Remember that when piecing with triangles, take care not to stretch your fabric as you feed it through the machine. And I like to sew with the piece I am adding underneath, as I feed it through. This may seem counterintuitive, but I want to be sure that I am preserving my points. I want my needle to hit that intersection of seams to preserve my point. 

Continue to add strips, alternating light and dark as represented in the book. Press all seams away from the center square. 

 

When finished, trim up your block to 12.5" square. 

Tulips Block

 

Well, the Tulips block is one of my favorites. I absolutely love the oval segments! They are reminiscent of a Pennsylvania Dutch motif.

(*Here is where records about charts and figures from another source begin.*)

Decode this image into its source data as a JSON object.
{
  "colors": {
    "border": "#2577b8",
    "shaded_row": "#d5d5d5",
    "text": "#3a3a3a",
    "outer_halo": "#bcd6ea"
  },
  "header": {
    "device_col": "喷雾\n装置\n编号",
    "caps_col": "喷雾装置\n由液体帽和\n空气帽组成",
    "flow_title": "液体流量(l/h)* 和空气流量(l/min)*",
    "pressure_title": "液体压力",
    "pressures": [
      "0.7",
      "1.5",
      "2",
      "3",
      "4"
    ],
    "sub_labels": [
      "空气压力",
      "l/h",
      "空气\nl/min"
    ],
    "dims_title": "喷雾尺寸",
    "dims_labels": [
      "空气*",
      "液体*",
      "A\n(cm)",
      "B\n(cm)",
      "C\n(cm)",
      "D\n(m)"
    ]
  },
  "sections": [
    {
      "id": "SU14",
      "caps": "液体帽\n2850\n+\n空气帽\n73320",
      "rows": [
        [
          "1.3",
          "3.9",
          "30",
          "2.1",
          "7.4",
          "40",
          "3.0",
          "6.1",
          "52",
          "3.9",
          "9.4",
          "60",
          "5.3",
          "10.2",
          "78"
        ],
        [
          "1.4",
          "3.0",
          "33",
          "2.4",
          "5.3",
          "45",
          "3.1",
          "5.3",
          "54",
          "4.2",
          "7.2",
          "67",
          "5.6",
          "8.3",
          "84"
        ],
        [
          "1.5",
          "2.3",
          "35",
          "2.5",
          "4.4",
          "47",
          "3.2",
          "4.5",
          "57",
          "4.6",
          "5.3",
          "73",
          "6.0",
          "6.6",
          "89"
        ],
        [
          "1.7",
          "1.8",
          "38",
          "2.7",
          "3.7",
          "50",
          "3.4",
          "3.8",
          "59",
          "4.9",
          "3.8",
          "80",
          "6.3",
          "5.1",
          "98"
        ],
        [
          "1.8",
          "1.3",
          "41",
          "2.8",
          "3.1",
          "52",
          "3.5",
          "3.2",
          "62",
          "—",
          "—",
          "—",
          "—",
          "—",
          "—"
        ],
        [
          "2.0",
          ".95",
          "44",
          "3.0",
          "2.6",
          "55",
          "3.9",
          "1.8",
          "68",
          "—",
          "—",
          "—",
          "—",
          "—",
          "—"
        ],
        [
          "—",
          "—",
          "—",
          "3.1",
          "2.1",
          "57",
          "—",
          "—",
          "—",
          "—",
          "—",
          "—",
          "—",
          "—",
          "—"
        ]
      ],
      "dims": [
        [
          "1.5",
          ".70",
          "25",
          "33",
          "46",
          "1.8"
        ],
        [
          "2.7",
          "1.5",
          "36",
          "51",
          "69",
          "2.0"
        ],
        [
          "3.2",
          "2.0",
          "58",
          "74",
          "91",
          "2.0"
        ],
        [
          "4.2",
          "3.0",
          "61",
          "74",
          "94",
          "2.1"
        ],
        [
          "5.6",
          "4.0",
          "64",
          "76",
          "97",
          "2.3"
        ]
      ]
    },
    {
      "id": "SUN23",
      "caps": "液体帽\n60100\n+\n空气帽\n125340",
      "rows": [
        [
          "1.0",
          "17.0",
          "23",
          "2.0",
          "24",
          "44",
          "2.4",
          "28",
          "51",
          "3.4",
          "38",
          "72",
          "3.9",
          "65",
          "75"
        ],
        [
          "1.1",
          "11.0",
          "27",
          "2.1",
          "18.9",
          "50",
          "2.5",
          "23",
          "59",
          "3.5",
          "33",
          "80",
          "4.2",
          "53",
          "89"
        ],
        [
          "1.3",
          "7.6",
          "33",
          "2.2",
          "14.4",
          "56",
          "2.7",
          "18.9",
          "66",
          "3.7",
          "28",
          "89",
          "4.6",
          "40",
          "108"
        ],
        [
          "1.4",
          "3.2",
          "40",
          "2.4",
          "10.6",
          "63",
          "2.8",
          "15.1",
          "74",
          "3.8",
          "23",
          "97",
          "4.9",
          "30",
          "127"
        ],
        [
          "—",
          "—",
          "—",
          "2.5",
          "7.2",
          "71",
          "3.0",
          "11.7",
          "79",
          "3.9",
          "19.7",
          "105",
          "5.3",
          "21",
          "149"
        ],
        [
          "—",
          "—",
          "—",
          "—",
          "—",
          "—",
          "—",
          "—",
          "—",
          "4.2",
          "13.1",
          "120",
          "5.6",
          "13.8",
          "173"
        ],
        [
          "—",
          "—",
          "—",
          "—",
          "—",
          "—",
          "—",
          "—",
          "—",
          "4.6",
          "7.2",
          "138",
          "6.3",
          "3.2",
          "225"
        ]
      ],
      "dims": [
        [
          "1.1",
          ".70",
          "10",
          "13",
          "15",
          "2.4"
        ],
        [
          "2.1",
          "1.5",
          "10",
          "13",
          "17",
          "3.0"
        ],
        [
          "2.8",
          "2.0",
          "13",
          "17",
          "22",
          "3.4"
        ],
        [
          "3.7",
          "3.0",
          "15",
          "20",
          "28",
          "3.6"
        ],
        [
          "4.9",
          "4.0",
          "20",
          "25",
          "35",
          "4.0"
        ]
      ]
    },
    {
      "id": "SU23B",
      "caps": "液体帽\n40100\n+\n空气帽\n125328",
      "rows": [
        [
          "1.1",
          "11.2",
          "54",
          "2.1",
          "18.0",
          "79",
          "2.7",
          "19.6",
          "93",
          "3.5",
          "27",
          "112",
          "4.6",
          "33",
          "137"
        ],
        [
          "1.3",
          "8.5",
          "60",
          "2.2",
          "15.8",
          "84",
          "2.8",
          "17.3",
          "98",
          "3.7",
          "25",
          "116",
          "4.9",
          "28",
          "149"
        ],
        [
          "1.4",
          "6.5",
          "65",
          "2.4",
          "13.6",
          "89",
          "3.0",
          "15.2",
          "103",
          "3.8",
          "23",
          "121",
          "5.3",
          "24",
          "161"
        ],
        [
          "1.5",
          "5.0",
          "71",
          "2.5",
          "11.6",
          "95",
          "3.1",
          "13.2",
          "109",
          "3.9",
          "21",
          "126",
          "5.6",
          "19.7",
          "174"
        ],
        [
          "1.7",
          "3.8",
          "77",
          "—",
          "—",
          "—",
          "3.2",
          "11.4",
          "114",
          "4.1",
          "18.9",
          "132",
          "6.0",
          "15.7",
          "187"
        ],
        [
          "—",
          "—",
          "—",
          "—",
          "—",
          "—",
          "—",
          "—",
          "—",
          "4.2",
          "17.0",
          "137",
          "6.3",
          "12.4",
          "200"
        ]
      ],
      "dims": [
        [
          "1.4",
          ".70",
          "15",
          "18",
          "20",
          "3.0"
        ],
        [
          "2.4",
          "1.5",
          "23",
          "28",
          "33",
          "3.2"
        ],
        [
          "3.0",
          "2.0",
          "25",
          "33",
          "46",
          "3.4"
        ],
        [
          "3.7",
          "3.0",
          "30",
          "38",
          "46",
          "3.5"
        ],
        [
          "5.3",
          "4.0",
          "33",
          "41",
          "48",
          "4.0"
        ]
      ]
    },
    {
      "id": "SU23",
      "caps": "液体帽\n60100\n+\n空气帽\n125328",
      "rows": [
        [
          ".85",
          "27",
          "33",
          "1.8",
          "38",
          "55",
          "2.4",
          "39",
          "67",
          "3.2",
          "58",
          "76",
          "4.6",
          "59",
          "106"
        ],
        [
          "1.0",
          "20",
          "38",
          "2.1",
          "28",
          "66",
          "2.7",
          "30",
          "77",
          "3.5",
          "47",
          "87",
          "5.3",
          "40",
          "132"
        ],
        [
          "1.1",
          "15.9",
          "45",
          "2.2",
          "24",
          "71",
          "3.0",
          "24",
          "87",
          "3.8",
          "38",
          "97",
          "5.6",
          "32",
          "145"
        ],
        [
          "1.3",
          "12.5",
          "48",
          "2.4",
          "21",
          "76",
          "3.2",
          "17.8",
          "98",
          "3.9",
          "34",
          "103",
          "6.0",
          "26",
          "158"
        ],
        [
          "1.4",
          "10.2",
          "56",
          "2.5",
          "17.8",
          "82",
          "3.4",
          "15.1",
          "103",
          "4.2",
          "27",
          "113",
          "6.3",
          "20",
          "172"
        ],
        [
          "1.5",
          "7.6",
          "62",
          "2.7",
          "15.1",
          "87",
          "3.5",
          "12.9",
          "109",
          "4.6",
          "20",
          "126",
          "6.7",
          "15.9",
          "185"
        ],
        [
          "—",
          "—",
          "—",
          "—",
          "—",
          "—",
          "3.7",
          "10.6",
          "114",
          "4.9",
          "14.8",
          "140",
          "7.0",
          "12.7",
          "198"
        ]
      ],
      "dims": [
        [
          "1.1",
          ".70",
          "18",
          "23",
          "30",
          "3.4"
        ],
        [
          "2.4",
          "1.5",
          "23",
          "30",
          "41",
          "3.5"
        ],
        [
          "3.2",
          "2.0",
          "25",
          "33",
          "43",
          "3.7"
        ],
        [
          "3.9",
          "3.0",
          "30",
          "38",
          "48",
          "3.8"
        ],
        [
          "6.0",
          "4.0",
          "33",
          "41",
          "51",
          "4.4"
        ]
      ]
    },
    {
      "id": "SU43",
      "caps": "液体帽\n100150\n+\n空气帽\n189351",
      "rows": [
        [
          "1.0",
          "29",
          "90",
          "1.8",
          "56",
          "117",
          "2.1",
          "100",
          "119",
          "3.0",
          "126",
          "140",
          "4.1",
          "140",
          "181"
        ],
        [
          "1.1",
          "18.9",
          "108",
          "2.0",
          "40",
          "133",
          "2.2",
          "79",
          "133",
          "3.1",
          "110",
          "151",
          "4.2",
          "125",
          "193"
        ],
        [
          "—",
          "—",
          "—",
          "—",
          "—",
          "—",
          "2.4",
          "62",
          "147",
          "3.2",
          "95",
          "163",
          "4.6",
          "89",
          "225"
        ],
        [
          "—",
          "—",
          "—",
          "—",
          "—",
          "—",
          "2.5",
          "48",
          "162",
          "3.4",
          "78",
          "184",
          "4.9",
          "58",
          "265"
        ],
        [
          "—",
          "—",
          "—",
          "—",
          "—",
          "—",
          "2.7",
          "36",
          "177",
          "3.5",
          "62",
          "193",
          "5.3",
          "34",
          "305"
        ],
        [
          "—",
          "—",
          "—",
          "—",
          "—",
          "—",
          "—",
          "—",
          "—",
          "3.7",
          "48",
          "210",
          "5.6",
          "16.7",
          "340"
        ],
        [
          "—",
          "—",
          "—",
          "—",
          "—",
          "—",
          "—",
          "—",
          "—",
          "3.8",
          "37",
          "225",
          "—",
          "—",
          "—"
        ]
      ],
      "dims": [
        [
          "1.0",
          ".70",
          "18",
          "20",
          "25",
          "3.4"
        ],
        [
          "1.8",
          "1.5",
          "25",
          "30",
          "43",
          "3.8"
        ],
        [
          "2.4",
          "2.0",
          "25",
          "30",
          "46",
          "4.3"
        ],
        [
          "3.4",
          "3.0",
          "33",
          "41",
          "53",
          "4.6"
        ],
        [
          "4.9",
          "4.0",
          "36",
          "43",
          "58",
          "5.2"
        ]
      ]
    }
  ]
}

I think it's important to reiterate how crucial it is to trace and cut your templates neatly so that you have a smooth tidy template. Beginning with a good template is half the battle! One way to start with a perfect template is to feed your CutRite Heavy Duty Freezer Paper through your printer. Be sure to print at 100%. If you are tracing by hand try to use long smooth strokes in tracing. Take your time. 

Another area to focus on is how you cut out the template. First use small sharp scissors. Choose the appropriate size scissors for the job at hand. And then, again, cut in long smooth cuts rather than sawing your way through the template. Lastly, if you have an area with a "dip", cut from one side of the "dip".

And then come back from the other side to complete the cut. 

This gives you a much cleaner cut than if you try to clip in that dip and then pivot. 

In this block, the stems and leaves are similar to past blocks. The base of the tulip has two semi-circular sections peeking out from behind the center of the tulip. I traced this shape on my CutRite Heavy Duty Freezer Paper as it appears on the template. I pressed this shape to the wrong side of my fabric and cut out leaving a scant 1/4" seam allowance. When painting the seam allowances with starch, I left the bottom section unturned and raw. The bottom section will be covered by the body of the tulip, so it does not need to be finished. Be sure that you are leaving a small seam allowance to wrap around the shape. If your seam allowance is small and neatly cut, it's easier to get a smooth wrap without any folds. If you do get a fold, simply pull that area away from the template, add a touch of starch and press again. Go slow and paint and press a small section at a time. Once you have finished a shape, give it another press with your iron and when it has cooled, pop out the CutRite Heavy Duty Freezer Paper or your layered regular freezer paper. Do not leave the paper in the applique.  

 

As you prepare the body of the tulip, you will need to clip in the "V" sections where the petals flare. Clip into the seam allowance, close to the line for turning under. When you applique sharp corners, take several small stitches in these areas to secure and keep it from fraying. You may want to add a small dab of fray check in any point or sharp corner. I like to paint this area with my starch first and press it in place. Then I go back to a long smooth area of the shape and start painting and folding. 

The small oval sections that are layered on top of the tulip are a bit fussy, but Oh So Cute when layered on top of the body of the tulip!

Take your time and gently turn the curve with your needle or fold over if you are using the starch method. Again, I would recommend leaving a very small seam allowance around the small curves on both ends of the ovals. I found it easier to paint and press the curved ends first and then went back to the long straight edges.

 

 

Once you have all your pieces prepped, begin with the pieces that are on the bottom (underneath other pieces) and baste using your favorite method. I like to use Roxanne's Glue Baste-It or even white Elmers school glue. When I began quilting, years before glue basting, we used small applique pins. Applique pins work because they are small enough to hold without causing injury. But I found the glue baste-it or even thread basting holds the shape in place better and my hands aren't pricked with the pins. 

Of course, match your applique thread to your applique shape! Take your time and enjoy the process!